Sponsoring the 3-day technology conference DockerCon 2019(https://www.docker.com/dockercon/) that takes place from April 29 – May 2 at Moscone West in San Francisco, UBITECH has a dedicated exhibition booth at the Ecosystem Expo of the conference, for presenting and demonstrating the sophisticated MAESTRO platform that enables distributed applications composition and cloud services orchestration. The MAESTRO platform (themaestro.net) is an advanced developer framework for cloud orchestration and infrastructure automation, that gives you the power to design, deploy, and manage cloud-native containerized components in both public and private cloud environments. Built with IaaS (Infrastructure-as-a-Service) abstraction, the MAESTRO platform lets you create easy-to-manage, easy-to-scale workflows with Docker Compose applications. It comes with advanced off-the-shelf features to support extensive monitoring, security enforcement, elasticity management, and operational analytics.

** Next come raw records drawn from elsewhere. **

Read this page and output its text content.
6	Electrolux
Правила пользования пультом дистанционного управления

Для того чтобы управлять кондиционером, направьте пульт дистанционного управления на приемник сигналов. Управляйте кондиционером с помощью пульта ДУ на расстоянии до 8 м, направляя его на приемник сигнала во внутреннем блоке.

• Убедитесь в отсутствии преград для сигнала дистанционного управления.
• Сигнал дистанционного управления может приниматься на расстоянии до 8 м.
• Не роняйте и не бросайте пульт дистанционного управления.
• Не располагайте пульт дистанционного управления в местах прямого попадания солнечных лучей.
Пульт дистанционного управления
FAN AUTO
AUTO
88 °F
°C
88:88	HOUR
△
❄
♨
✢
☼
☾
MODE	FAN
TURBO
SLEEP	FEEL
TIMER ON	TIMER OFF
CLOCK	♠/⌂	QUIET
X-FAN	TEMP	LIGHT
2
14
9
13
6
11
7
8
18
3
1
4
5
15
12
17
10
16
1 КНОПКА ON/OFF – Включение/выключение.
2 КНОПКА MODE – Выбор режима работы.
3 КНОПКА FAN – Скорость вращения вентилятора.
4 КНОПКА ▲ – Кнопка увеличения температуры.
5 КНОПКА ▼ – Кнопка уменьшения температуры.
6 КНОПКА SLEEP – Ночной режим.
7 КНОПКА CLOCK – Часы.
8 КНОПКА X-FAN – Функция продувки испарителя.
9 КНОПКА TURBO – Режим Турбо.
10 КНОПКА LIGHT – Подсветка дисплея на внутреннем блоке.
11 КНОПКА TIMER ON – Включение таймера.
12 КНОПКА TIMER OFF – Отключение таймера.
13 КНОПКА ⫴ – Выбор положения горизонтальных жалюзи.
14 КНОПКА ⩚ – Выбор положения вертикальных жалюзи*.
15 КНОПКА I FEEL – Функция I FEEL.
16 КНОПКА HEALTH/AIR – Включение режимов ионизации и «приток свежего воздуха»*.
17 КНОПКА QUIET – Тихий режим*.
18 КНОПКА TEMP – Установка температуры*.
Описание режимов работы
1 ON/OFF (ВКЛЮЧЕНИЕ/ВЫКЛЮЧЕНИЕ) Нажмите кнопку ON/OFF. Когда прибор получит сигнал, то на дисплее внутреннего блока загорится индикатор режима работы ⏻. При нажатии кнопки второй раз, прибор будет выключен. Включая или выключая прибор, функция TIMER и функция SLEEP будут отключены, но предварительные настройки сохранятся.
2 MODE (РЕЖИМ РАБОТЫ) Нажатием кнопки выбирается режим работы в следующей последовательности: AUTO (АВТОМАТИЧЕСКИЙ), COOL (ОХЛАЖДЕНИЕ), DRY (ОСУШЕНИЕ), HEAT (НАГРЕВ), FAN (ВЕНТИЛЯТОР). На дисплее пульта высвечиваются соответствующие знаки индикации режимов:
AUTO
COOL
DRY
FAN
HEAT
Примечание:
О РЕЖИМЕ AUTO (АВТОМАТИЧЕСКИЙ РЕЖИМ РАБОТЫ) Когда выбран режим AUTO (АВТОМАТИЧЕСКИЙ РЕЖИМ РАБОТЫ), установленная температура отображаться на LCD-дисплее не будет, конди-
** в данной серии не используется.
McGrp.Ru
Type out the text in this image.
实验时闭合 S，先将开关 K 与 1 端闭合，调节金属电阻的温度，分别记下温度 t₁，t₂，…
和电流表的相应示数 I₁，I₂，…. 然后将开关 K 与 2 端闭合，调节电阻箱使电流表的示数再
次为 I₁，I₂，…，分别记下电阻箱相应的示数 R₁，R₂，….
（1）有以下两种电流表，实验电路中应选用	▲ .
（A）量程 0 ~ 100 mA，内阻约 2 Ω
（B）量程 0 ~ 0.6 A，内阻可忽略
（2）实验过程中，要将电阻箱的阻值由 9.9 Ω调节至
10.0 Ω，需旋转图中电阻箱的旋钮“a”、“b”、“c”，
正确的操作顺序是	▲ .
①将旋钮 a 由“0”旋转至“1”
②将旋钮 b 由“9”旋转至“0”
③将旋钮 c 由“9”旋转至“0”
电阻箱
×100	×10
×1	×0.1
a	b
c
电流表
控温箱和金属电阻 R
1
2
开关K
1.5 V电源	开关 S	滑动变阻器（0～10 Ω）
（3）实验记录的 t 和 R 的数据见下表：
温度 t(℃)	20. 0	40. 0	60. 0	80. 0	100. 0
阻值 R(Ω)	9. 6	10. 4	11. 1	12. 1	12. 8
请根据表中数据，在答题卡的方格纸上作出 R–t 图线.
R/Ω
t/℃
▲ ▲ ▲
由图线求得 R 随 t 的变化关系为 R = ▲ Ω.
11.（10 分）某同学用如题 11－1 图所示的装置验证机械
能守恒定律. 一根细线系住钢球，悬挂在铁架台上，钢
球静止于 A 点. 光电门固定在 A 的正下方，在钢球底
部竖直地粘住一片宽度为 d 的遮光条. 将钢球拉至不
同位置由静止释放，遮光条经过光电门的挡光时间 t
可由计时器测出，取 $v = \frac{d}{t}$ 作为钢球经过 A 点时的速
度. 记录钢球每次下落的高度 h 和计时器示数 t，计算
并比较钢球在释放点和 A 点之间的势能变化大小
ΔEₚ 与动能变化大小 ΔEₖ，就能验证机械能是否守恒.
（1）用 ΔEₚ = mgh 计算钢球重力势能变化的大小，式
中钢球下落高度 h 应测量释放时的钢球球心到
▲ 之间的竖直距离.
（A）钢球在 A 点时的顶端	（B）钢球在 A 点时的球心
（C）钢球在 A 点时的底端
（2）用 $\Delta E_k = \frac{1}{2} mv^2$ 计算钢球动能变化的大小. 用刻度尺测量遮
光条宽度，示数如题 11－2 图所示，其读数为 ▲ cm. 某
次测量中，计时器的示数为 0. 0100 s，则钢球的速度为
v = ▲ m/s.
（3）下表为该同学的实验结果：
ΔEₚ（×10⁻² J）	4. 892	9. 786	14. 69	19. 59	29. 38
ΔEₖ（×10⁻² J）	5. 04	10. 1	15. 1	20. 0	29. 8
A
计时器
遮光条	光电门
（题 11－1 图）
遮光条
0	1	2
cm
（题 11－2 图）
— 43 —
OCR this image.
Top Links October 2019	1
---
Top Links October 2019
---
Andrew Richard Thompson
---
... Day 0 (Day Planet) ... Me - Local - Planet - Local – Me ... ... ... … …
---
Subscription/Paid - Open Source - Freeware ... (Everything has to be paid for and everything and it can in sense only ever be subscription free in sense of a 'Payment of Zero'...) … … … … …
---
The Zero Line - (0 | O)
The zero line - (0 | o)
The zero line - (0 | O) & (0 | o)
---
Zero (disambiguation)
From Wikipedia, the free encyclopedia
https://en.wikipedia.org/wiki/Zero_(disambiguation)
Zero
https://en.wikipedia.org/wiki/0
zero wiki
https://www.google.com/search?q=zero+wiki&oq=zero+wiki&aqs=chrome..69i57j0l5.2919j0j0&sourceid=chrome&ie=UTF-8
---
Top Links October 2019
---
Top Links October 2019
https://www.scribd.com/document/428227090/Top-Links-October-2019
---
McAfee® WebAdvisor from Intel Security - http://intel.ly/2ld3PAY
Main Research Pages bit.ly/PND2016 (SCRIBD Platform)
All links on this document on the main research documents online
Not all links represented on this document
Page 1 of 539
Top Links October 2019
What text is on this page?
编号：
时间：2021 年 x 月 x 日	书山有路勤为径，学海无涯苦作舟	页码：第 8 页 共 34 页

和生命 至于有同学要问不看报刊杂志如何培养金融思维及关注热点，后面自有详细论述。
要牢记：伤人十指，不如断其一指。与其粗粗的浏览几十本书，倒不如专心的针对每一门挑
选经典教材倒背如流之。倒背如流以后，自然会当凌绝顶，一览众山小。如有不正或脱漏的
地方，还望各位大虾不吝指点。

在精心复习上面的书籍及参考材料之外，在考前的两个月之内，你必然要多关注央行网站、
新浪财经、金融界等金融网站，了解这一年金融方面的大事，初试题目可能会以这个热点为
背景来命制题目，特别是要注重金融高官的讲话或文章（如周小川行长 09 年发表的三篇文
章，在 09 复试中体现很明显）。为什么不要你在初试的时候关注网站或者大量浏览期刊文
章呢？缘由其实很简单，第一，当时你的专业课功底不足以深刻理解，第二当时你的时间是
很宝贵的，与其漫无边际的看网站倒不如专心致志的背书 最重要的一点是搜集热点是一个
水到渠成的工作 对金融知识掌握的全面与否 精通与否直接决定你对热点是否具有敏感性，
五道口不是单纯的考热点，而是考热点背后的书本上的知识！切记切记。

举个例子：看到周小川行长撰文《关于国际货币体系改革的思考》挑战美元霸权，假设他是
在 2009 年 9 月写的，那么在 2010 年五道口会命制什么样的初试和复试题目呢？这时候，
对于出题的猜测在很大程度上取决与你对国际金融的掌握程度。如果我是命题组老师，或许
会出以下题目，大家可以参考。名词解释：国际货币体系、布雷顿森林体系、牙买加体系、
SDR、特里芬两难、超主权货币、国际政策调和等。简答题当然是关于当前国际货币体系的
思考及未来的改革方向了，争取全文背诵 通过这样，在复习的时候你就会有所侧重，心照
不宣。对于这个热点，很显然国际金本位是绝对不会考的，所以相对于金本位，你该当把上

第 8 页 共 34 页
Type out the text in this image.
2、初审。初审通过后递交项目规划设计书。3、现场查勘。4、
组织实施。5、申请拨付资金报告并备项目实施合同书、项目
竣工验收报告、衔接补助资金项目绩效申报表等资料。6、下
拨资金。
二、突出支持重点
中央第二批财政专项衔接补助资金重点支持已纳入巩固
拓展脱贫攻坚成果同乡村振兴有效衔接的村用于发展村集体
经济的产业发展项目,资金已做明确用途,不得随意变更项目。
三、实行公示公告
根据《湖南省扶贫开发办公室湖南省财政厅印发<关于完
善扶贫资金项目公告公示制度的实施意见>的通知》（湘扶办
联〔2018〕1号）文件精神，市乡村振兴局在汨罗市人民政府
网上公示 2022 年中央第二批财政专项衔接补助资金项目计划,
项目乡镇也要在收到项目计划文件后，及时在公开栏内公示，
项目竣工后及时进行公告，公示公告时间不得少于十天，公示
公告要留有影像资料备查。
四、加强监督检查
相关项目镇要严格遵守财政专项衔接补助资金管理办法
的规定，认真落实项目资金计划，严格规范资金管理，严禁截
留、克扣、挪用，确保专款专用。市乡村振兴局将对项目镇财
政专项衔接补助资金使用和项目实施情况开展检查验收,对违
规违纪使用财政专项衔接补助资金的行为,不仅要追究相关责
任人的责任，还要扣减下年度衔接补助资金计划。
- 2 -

In particular, MAESTRO provides you with a pragmatic, efficient approach to addressing the various sophisticated challenges of both container and multi-cloud adoption such as optimal infrastructure provisioning, seamless monitoring, autonomic elasticity management, and security. Through a set of intelligent orchestration mechanisms, the MAESTRO framework lets you optimize the placement of cloud-native applications based on user-defined constraints. Thanks to an IaaS abstraction layer, MAESTRO deploys applications in many different IaaS backends like OpenStack, Amazon, and Google Cloud. Before deployment, you can configure and activate a set of your preferred monitoring metrics or even attach your own custom monitoring probes. MAESTRO also lets you create rich expressions that trigger scaling or security events during runtime; these events are tackled by configurable handlers. Finally, deployed applications are automatically benchmarked though a sophisticated profiling engine, with regards to their computational and memory intensiveness.